Commitment 1: Never Judge Superficially
Using personal anecdotes and the founding story of Stanford University, Pastor Daniel warns against filling in the gaps about people based on appearance, and points to John 7:24 where Jesus commands us to judge correctly, not superficially.
Commitment 2: Never Judge Hypocritically
Drawing on Matthew 7:3-5 and the story of the woman caught in adultery (John 8), Pastor Daniel argues that our harshest judgments often reveal our own greatest struggles. Romans 2 reinforces that judging others while doing the same things condemns ourselves.

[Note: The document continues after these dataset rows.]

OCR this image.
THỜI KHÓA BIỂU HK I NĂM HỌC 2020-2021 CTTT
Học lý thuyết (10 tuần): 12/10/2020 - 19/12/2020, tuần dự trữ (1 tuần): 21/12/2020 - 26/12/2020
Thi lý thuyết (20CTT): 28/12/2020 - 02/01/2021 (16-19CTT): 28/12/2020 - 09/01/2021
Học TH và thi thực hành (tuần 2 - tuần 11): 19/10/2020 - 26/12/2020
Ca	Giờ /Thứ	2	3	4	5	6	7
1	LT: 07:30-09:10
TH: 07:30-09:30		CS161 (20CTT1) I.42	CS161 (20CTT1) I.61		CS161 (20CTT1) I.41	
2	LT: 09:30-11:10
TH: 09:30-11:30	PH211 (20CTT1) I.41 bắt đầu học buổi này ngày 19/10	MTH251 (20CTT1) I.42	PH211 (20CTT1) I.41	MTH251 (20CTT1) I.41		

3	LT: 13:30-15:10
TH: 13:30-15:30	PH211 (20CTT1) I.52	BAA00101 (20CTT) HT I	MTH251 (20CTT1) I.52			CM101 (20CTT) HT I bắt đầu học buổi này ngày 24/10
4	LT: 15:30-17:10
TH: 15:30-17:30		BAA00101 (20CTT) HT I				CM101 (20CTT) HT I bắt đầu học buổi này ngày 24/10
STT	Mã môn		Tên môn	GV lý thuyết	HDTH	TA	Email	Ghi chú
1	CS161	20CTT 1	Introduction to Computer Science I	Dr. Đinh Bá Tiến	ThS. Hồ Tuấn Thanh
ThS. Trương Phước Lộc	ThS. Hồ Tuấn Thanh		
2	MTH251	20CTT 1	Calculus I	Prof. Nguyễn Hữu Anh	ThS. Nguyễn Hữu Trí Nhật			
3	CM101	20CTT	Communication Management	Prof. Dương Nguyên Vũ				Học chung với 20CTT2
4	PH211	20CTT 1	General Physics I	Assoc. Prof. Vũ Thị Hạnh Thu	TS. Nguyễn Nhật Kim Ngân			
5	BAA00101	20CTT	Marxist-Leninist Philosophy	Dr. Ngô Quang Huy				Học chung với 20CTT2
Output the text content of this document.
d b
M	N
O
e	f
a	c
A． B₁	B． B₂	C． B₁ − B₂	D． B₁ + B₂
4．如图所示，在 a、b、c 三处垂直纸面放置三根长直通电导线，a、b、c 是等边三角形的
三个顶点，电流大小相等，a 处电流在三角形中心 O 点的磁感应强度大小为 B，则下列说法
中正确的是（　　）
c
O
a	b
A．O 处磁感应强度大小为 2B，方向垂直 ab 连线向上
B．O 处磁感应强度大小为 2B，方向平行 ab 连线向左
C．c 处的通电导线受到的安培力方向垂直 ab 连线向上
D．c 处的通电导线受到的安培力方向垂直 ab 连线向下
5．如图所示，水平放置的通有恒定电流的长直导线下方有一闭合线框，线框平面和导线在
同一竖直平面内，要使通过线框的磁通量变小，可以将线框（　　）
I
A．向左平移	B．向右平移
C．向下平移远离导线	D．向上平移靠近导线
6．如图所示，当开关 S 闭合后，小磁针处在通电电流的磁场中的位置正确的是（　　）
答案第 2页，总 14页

Commitment 3: Never Hold Non-Christians to Christian Standards
Pastor Daniel challenges the church to stop projecting its family values onto the world, citing 1 Corinthians 5 and the principle that it is God's kindness — not condemnation — that leads people to repentance. The church's job is to hold the door open, not to police outsiders.

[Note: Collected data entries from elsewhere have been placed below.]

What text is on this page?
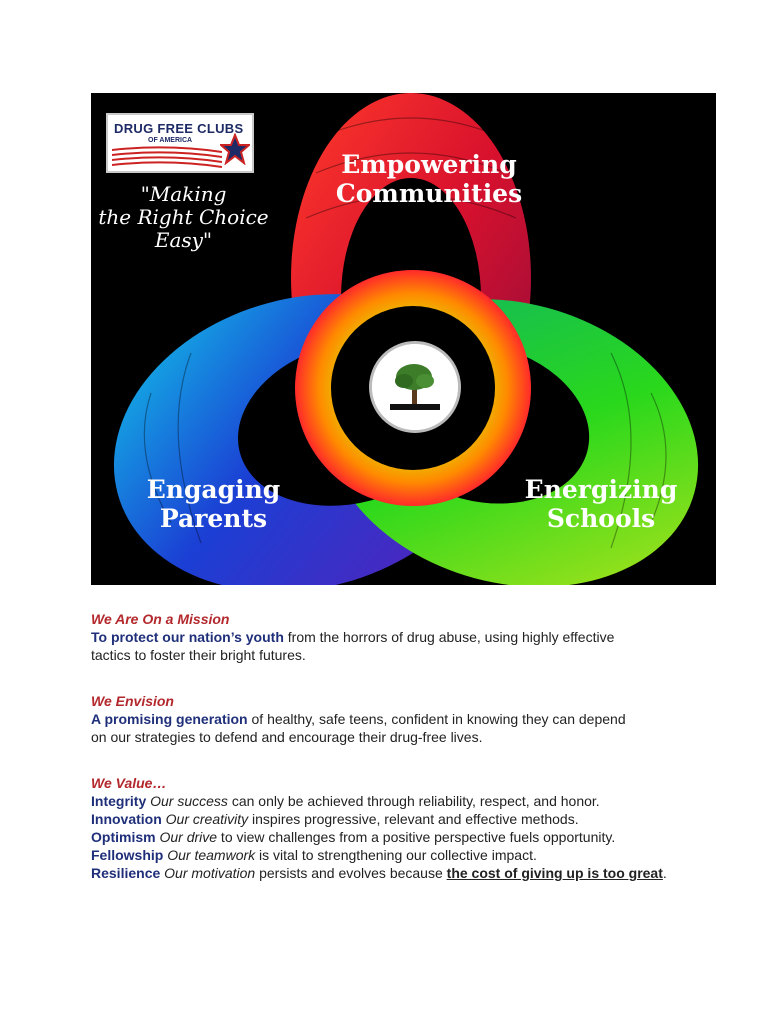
DRUG FREE CLUBS
OF AMERICA
"Making
the Right Choice
Easy"
Empowering
Communities
Engaging
Parents
Energizing
Schools
We Are On a Mission
To protect our nation’s youth from the horrors of drug abuse, using highly effective
tactics to foster their bright futures.
We Envision
A promising generation of healthy, safe teens, confident in knowing they can depend
on our strategies to defend and encourage their drug-free lives.
We Value…
Integrity Our success can only be achieved through reliability, respect, and honor.
Innovation Our creativity inspires progressive, relevant and effective methods.
Optimism Our drive to view challenges from a positive perspective fuels opportunity.
Fellowship Our teamwork is vital to strengthening our collective impact.
Resilience Our motivation persists and evolves because the cost of giving up is too great.
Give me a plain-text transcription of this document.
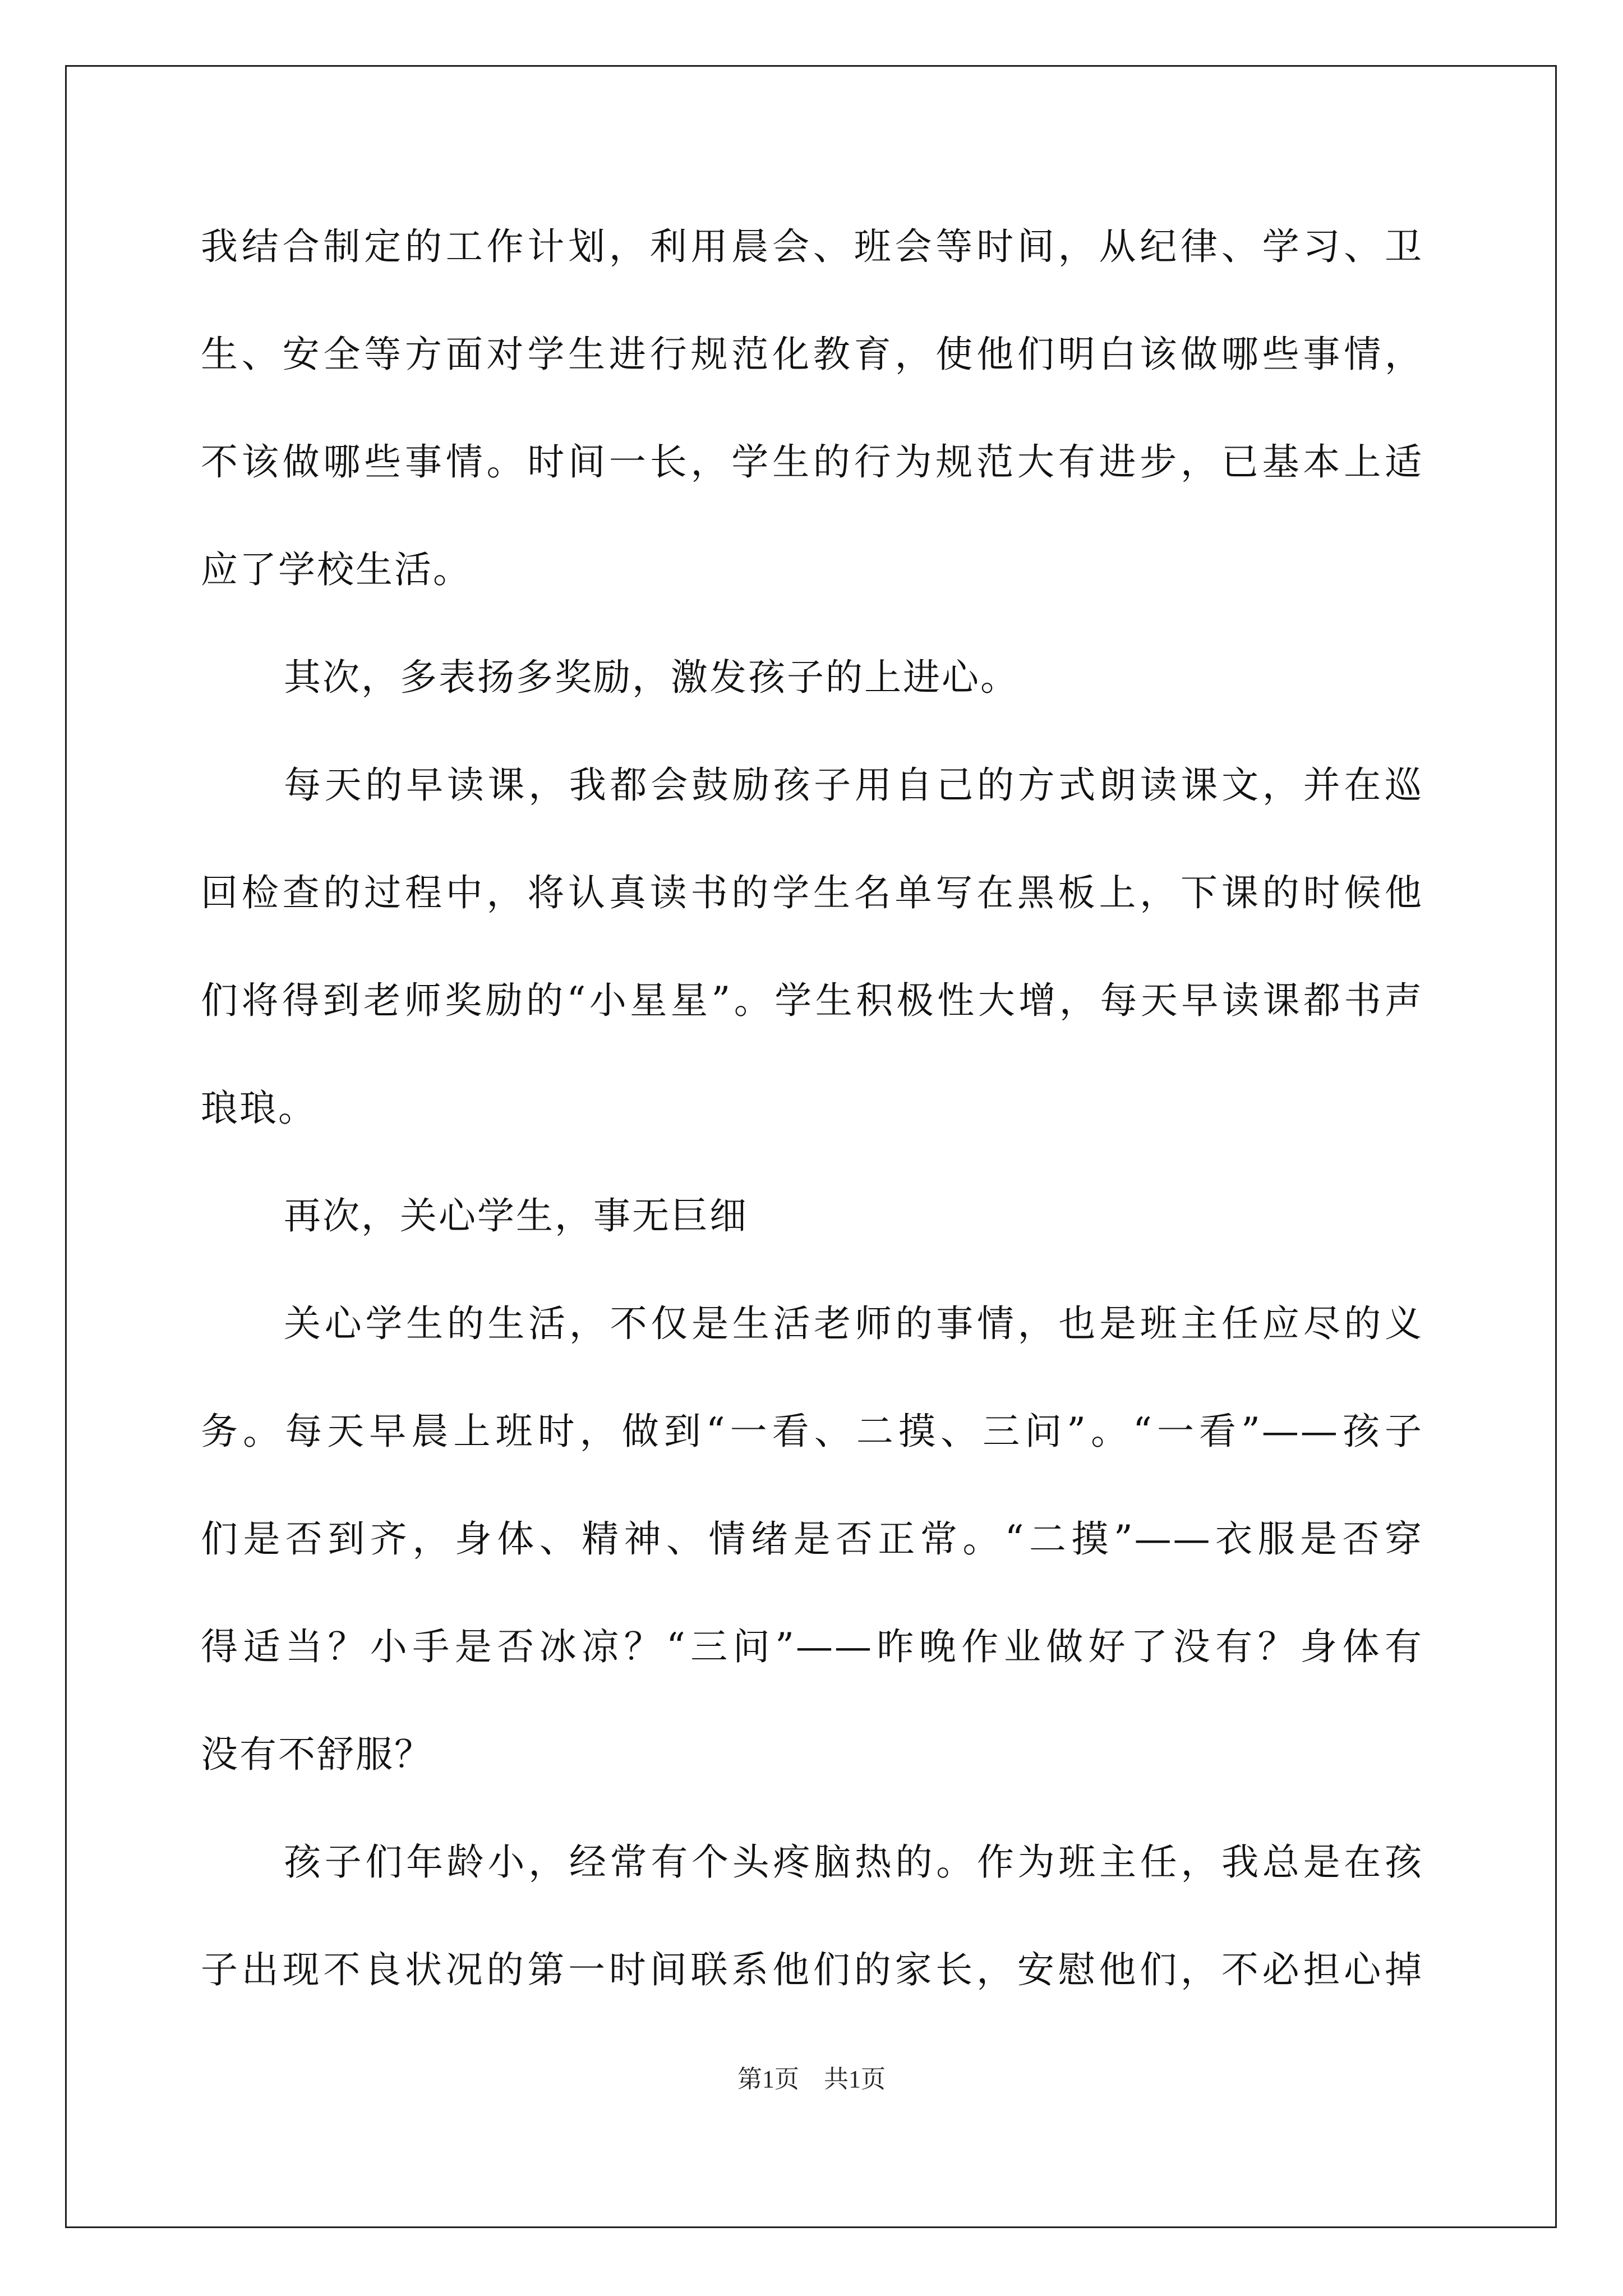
我结合制定的工作计划，利用晨会、班会等时间，从纪律、学习、卫
生、安全等方面对学生进行规范化教育，使他们明白该做哪些事情，
不该做哪些事情。时间一长，学生的行为规范大有进步，已基本上适
应了学校生活。
其次，多表扬多奖励，激发孩子的上进心。
每天的早读课，我都会鼓励孩子用自己的方式朗读课文，并在巡
回检查的过程中，将认真读书的学生名单写在黑板上，下课的时候他
们将得到老师奖励的“小星星”。学生积极性大增，每天早读课都书声
琅琅。
再次，关心学生，事无巨细
关心学生的生活，不仅是生活老师的事情，也是班主任应尽的义
务。每天早晨上班时，做到“一看、二摸、三问”。“一看”——孩子
们是否到齐，身体、精神、情绪是否正常。“二摸”——衣服是否穿
得适当？小手是否冰凉？“三问”——昨晚作业做好了没有？身体有
没有不舒服？
孩子们年龄小，经常有个头疼脑热的。作为班主任，我总是在孩
子出现不良状况的第一时间联系他们的家长，安慰他们，不必担心掉
第1页　共1页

Commitment 4: Always Restore Fallen Believers
Using Galatians 6:1-3 and the story of a worship leader who stole guitars and was lovingly restored over three years, Pastor Daniel calls the church to create a culture of confession and restoration rather than shame and expulsion.

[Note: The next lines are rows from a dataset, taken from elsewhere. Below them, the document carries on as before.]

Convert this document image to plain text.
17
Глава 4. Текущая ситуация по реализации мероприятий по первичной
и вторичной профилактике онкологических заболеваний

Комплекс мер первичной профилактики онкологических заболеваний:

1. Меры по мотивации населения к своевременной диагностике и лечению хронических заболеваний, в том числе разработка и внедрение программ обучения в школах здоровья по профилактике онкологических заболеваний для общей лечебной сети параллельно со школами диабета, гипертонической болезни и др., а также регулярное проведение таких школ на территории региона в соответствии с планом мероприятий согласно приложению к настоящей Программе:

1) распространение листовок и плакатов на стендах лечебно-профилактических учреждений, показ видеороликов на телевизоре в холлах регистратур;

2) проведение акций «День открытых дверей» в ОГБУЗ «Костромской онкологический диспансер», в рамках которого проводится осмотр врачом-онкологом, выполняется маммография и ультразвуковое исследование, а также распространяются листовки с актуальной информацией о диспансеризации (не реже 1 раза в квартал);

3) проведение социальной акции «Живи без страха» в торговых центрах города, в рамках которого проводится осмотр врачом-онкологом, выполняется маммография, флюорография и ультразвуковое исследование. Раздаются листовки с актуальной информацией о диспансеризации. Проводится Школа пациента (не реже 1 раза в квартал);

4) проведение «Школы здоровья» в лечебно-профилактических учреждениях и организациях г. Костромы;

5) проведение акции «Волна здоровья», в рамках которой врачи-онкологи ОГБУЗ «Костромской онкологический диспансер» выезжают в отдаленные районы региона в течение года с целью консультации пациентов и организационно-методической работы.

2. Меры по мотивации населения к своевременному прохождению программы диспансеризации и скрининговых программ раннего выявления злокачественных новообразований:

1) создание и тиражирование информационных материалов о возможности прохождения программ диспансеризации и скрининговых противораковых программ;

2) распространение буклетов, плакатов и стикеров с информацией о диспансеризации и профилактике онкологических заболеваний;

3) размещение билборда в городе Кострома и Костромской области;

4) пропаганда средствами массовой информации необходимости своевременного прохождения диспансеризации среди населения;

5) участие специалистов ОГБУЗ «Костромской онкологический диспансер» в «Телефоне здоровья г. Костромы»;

Conclusion: Grace and Truth Together
Pastor Daniel closes by calling the church to hold grace and truth in tension — embodying the very character of Jesus — and leads the congregation in communion as a reminder that access to God was never earned by perfection but given through Christ's sacrifice.
Memorable moments
judgment is a big deal. But it's God who judges the world, and it's us who judges the church
the consequences of concealment will always be greater than the consequences of confession
It is not our responsibility to hold non Christians to Christian standards. Please never hold non Christians to Christian standards
we love to accuse them and excuse ourselves
holiness only matters in that it drives us more and more into the person of Jesus, and that these are opportunities to experience grace, not judgment
it's not our job to change people. It's our job to love them so that you can change them
Application
Pastor Daniel calls every believer to examine the four commitments that define a church that gets judgment right. First, refuse to size people up at a glance — look past appearances to the person. Second, deal honestly with your own sin before confronting someone else's; your willingness to be transparent gives you the platform to speak into a friend's life. Third, stop holding people outside the faith to standards they have never agreed to — love them as they are and trust God to do the transforming work. Fourth, when a brother or sister stumbles, run toward them, not away. Create a community where it is genuinely okay to not be okay, where confession is safer than concealment, and where restoration is always the goal. This is how Rock Point changes its corner of the world's reputation of the church — one small group, one honest conversation, one act of grace at a time.